20 nov 2014

Cuántas veces le habrá temblado el bolígrafo en las manos. Cuántas se le habrá nublado la pantalla del ordenador al pulsear las teclas. Cuántas se habrá echado para atrás, destruyendo el archivo, rasgando el papel en pedacitos, diciéndose que para qué sacar el negro carbón que se quedó tan abajo, en lo más profundo del alma.

Me conmuevo al considerar lo mucho que le habrá costado reconocer que fue víctima cuando, en su párvula inocencia, la voz del líder espiritual, del párroco, del sacerdote, del profesor de religión, se hacían pasar por la voz del mismo Dios para prostituirlo. Y me duele el inmerecido sentimiento de culpabilidad, la injusta vergüenza por esos terribles recuerdos que nunca va a poder borrar.

Le preocupaba dañar la institución a la que pertenece y a la que ama, la Iglesia, porque las vejaciones las causaron aquellos que se servían del altar y la cruz, de los sacramentos, como disfraz para sus crímenes. Y quiero hacer mías sus lágrimas a causa de las voces autorizadas que le dijeron que lo que contaba no podía ser cierto. Y que si lo era, mejor dejarlo donde estaba, en la pesadilla de sus peores experiencias.

Juan Pablo II nos enseñó en el año 2000 que la Iglesia tiene que pedir perdón, postrarse ante el Crucificado y clamar piedad por los crímenes de sus hijos. También por este tipo de maldades que, en familia, casi siempre se cubren (por desgracia) con el velo del silencio. Especialmente estas maldades, porque no existe justificación para callarlas ni para que los culpables se vayan de rositas ni –lo que es peor- sigan ocupando el púlpito, el confesonario o la casa parroquial como guarida.

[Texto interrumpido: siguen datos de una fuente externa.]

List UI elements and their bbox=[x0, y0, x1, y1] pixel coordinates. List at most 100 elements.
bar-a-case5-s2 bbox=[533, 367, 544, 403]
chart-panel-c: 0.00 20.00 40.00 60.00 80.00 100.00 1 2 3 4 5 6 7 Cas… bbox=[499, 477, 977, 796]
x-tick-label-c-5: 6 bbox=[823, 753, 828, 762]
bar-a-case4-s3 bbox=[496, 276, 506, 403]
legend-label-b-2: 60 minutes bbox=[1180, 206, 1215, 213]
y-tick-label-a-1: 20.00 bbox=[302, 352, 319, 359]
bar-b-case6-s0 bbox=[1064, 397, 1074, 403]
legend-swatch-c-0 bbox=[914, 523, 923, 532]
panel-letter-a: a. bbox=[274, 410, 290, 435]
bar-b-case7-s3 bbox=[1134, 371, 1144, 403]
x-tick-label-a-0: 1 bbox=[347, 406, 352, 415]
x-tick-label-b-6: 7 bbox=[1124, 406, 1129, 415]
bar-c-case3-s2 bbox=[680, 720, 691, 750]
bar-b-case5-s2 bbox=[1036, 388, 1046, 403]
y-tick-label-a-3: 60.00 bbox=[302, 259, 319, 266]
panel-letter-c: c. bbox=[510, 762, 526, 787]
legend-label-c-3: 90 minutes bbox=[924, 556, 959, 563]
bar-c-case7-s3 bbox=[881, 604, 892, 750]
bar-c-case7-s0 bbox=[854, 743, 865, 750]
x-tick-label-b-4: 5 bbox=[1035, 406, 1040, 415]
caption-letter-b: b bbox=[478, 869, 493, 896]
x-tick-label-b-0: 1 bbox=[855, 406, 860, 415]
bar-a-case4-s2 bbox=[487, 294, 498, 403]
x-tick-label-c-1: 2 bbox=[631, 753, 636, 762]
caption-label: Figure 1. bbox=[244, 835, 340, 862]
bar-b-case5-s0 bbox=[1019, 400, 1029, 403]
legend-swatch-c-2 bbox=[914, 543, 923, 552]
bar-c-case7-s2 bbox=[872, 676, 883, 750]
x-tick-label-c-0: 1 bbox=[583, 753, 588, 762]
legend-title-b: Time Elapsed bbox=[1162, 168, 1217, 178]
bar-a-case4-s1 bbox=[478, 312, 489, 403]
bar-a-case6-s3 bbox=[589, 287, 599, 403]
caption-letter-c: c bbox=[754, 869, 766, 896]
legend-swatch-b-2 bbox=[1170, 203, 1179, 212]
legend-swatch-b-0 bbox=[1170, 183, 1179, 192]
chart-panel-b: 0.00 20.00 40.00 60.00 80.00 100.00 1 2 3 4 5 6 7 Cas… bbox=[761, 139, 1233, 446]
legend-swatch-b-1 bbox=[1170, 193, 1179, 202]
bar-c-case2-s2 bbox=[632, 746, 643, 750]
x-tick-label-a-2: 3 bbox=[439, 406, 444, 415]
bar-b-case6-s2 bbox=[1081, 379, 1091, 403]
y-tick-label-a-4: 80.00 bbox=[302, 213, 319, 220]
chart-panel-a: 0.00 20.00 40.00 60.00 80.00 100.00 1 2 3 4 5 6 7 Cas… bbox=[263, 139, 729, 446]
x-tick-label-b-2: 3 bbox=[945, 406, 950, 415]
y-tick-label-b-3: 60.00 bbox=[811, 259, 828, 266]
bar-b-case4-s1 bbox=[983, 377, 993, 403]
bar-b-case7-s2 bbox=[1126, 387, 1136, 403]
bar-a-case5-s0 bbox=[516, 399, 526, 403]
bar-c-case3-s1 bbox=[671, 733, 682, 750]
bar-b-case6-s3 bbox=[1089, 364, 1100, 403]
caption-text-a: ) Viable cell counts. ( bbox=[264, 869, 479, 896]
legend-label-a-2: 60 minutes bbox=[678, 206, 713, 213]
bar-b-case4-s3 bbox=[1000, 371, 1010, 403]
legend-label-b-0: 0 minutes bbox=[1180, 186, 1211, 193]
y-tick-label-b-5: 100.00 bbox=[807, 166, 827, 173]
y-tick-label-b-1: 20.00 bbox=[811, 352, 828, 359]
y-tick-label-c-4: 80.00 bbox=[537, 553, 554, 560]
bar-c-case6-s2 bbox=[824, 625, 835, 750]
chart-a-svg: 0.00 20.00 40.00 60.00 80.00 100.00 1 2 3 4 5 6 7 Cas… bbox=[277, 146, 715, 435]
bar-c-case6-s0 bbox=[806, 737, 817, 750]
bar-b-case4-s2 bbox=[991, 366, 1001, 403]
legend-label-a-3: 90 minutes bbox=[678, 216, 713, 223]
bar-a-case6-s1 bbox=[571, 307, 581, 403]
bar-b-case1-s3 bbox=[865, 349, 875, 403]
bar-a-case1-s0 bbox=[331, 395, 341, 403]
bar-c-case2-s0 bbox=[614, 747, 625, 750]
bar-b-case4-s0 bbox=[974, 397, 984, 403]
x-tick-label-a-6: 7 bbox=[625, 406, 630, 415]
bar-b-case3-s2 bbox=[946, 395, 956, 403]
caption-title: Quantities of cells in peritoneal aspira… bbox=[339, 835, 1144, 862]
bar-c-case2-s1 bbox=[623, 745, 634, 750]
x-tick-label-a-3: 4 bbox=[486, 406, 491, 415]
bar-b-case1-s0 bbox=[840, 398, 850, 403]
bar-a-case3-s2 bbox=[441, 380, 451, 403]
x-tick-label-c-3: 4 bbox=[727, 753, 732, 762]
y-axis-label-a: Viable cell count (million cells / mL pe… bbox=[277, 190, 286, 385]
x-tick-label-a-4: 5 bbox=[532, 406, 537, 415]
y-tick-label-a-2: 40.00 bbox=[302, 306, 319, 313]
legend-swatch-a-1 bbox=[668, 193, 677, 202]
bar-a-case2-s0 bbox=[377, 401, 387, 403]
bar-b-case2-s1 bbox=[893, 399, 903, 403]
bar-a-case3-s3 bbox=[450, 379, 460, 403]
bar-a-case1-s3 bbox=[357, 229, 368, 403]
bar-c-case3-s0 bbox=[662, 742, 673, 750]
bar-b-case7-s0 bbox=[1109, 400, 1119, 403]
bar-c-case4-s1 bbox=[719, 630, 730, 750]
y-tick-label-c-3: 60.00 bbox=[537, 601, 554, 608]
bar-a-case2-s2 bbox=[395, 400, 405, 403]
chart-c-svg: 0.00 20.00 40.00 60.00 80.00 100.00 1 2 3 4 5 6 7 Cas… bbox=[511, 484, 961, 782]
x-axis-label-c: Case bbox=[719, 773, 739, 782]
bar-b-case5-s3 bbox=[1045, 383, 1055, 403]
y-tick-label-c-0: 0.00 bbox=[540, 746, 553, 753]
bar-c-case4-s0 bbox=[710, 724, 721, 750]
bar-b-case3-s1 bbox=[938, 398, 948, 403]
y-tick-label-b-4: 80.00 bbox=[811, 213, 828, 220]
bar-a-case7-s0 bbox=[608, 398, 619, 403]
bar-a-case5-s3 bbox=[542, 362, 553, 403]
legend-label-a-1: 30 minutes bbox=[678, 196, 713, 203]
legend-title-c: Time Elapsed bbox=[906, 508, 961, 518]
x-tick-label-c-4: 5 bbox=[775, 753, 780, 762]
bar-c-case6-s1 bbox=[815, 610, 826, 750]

Me maravilla el ímprobo esfuerzo con el que cada víctima de abusos sexuales por parte de un miembro del clero, da a conocer las más horribles experiencias de su vida, el cara a cara con el más repugnante de los delitos, el callejón sin salida –en el caso que les refiero, una parroquia de Granada- al que le empujó el hambre vomitiva de un párroco y sus secuaces.

Ha tenido que ser el Papa, vértice entre los cristianos y el Cielo, mano entrelazada con la del mismo Jesús -fundador de este cuerpo universal de pecadores y santos-, el que recibiera el grito de socorro de la víctima, a la que aún le quedaba el hueco de esa última esperanza después de haber experimentado tantos desdenes por parte de quienes deberían haber actuado de inmediato. Ha tenido que ser el Papa el que ha ordenado la investigación del arzobispado, quien ha obligado a entregar el delito a la autoridad civil. Ha tenido que ser el Papa el que advierta que en la Iglesia –sobre todo en sus cargos de confianza, y qué es el sacerdocio sino la más grande dejación de confianza- no caben los abusadores, fanáticos de la sexualidad deshumanizada y canalla, monstruos que se valen de su condición clerical o religiosa –les ata la piedra de molino al cuello- para trazar el mapa del infierno.